Thursday 22 May 2014

The Nativity of BookThug


It seems I played a part:
“The milieu that BookThug comes out of is the late ’90s and early 2000s, and there’s this famous argument that was going on at the time after Christian Bok won the Griffin.Carmine Starnino had his famous response review to Eunoia, ‘Vowel Movements.’ There was this very curious thing that was going on where people were choosing whether something was good or not based on style.

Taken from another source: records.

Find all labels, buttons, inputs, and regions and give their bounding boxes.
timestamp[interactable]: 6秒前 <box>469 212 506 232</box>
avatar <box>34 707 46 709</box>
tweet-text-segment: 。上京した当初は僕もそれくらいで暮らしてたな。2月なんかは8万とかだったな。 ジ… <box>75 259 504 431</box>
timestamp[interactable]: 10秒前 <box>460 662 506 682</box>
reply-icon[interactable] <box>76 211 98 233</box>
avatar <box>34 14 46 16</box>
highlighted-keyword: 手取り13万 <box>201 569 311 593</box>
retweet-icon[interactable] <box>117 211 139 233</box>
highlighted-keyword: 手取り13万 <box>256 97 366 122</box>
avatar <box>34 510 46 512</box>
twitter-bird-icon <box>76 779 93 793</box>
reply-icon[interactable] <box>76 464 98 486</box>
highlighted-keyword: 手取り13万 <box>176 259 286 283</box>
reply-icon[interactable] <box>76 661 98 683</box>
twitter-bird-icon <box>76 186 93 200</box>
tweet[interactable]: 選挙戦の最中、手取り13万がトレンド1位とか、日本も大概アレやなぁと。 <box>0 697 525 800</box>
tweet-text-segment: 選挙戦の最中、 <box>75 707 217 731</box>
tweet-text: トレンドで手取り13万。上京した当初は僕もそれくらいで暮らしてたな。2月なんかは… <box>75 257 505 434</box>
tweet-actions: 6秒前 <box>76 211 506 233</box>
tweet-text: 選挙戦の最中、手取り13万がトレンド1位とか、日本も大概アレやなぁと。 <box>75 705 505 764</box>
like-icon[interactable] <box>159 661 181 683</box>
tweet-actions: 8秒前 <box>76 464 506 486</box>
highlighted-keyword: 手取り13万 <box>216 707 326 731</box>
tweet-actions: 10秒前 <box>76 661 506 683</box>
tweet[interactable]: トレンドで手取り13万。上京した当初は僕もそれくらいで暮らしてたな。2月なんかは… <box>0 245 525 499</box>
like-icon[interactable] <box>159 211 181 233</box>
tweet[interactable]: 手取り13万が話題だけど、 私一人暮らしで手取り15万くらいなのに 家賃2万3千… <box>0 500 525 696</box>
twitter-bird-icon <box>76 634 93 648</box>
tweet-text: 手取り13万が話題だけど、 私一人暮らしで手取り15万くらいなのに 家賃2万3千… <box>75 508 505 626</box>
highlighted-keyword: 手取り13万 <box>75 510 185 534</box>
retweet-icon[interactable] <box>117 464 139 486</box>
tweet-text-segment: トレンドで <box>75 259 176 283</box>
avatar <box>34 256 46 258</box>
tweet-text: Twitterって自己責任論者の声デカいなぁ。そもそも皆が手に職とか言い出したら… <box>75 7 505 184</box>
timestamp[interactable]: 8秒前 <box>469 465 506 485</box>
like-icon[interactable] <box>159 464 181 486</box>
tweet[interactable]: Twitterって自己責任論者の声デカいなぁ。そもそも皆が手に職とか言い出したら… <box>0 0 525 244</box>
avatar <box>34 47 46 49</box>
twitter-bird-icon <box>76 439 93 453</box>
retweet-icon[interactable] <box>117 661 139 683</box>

"So you had the experimental poets over here saying these people were wrong because they were doing what they were doing and then there were the New Formalists … There was The New Canon which Starnino edited and there was Shift and Switch which was edited by Beaulieu and Christie and Rawlings,” Jay Millar told me. “There was this mad grab of defining that was going on, but it had to do with camps. What I was interested in was that poetry is a very vast spectrum between these things, and I don’t think that just because something has a stylistic experimental thing or a stylistic New Formalist thing, that it is better than the other things. There’s good examples of both and there’s a really interesting place in the middle. That’s the most fascinating. The good examples of things on the extremes are also fascinating, for different reasons. That’s kind of the aesthetic that I was interested in curating at BookThug. The discussion between things is much more interesting to me than what everything is, which is why I set up the press the way that I have.”